A política baiana voltou a ser destaque no cenário nacional após um novo episódio de tensão dentro da base governista. Recentemente, o ministro da Casa Civil, Rui Costa, demonstrou forte insatisfação com o vice-governador da Bahia, Geraldo Júnior.
Isso ocorreu depois que vieram à tona mensagens enviadas pelo vice-governador em um grupo de WhatsApp com críticas diretas ao ministro. Como consequência, Rui Costa passou a defender, nos bastidores políticos, que Geraldo Júnior seja retirado da chapa ligada ao PT nas próximas eleições estaduais.
O que provocou o conflito político
De acordo com informações divulgadas pela imprensa, o episódio começou quando Geraldo Júnior compartilhou em um grupo de políticos baianos um artigo com críticas a Rui Costa.
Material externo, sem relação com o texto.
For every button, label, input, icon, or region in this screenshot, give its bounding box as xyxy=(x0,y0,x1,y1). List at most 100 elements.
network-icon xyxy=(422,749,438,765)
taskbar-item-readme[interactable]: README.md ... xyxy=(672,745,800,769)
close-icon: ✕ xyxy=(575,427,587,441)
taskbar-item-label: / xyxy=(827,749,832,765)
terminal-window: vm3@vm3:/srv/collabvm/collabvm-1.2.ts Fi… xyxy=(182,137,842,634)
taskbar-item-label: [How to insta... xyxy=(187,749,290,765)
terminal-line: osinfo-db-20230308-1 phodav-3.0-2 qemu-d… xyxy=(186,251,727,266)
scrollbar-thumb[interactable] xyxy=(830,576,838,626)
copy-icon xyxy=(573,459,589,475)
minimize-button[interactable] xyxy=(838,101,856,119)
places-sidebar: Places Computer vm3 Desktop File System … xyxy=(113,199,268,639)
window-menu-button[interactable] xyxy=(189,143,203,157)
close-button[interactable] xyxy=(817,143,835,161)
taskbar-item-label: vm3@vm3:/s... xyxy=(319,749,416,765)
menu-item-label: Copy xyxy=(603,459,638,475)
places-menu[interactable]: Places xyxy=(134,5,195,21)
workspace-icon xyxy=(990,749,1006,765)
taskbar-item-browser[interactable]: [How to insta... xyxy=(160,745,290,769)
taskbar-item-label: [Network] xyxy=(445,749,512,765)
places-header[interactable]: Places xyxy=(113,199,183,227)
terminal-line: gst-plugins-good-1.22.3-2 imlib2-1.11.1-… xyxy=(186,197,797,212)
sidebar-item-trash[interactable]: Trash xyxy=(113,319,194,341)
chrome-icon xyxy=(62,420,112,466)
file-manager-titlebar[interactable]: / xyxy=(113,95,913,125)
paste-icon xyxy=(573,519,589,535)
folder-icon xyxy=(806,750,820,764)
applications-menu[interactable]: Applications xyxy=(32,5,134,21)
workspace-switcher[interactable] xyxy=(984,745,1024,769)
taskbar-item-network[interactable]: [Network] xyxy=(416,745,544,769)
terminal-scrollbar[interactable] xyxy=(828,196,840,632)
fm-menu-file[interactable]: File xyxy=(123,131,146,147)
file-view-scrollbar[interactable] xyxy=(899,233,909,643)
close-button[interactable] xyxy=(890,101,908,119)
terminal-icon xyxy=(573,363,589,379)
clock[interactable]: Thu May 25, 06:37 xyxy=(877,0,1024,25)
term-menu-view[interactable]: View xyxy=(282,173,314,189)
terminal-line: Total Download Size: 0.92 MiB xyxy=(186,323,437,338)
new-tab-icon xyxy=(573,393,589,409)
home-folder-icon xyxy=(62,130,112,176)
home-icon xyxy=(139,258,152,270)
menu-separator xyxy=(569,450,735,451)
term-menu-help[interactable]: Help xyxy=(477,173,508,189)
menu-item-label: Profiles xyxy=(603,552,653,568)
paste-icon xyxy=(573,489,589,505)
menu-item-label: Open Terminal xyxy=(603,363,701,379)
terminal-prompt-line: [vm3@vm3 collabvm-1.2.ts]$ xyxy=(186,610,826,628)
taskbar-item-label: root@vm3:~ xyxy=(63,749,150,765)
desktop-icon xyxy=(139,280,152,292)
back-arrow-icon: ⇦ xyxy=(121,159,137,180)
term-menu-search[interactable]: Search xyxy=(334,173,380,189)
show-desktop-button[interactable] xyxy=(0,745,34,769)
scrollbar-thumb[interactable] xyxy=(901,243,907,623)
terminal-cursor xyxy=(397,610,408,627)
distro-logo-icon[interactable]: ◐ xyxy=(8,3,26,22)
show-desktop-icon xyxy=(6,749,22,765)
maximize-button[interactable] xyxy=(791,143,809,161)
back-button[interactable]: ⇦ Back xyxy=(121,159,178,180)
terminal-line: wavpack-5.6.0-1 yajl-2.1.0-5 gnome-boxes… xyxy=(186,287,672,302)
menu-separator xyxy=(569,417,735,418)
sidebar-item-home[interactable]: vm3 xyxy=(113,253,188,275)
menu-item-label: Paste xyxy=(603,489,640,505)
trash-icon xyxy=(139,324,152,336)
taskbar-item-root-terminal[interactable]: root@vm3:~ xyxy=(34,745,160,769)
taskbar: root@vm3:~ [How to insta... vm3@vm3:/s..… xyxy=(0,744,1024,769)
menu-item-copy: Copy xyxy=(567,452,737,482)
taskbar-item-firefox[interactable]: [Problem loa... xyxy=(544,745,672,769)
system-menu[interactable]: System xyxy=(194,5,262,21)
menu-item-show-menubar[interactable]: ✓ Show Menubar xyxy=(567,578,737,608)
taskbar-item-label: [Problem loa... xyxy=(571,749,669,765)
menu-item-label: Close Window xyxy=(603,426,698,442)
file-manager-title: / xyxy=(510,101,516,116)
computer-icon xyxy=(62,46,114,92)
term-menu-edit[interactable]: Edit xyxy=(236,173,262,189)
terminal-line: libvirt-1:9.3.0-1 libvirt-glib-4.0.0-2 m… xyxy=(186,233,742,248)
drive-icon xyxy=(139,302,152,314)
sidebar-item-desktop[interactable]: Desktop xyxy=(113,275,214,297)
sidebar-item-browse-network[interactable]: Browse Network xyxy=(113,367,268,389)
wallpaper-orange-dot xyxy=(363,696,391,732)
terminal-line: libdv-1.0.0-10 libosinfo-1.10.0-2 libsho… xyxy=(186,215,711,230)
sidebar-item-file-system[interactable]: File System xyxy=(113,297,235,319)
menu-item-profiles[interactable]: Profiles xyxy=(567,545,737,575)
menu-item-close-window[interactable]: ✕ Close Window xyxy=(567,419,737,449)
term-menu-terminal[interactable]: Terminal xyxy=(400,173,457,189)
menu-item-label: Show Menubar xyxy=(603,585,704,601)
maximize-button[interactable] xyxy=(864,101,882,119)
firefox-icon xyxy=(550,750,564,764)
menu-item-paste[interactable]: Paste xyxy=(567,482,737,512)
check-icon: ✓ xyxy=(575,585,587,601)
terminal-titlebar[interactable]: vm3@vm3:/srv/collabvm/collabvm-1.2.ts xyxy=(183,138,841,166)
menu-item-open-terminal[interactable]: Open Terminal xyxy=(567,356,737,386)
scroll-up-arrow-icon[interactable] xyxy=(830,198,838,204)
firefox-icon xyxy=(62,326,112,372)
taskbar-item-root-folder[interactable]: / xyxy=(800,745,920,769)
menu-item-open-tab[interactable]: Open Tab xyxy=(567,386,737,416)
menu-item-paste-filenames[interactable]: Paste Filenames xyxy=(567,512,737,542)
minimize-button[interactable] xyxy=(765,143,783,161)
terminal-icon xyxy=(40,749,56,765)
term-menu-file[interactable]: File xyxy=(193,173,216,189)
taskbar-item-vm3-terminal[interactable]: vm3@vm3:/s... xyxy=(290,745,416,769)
Além de divulgar o conteúdo, ele também incentivou os participantes a espalhar o texto nas redes sociais.
Nesse contexto, o vice-governador teria usado a expressão “manda viralizar”, sugerindo que o material fosse amplamente compartilhado. Dessa forma, a mensagem rapidamente gerou repercussão entre aliados do governo.
O texto compartilhado trazia críticas duras ao ministro da Casa Civil. Entre elas, a comparação de Rui Costa com “um elefante em loja de cristais”, expressão que sugere que suas articulações políticas estariam provocando conflitos dentro da própria base aliada.
Reação dentro do grupo político
Assim que tomou conhecimento do episódio, Rui Costa reagiu de forma contundente. Segundo informações de bastidores, o ministro considerou o gesto uma demonstração de deslealdade política.
Por isso, ele teria sinalizado a aliados que não pretende apoiar uma chapa eleitoral que mantenha Geraldo Júnior como candidato a vice-governador. Consequentemente, a situação passou a gerar preocupação entre lideranças do partido.
Além disso, o caso acabou chegando à cúpula do PT, que agora acompanha o desenrolar da crise. Afinal, o partido possui uma base política consolidada na Bahia e busca evitar desgastes internos que possam impactar as próximas eleições.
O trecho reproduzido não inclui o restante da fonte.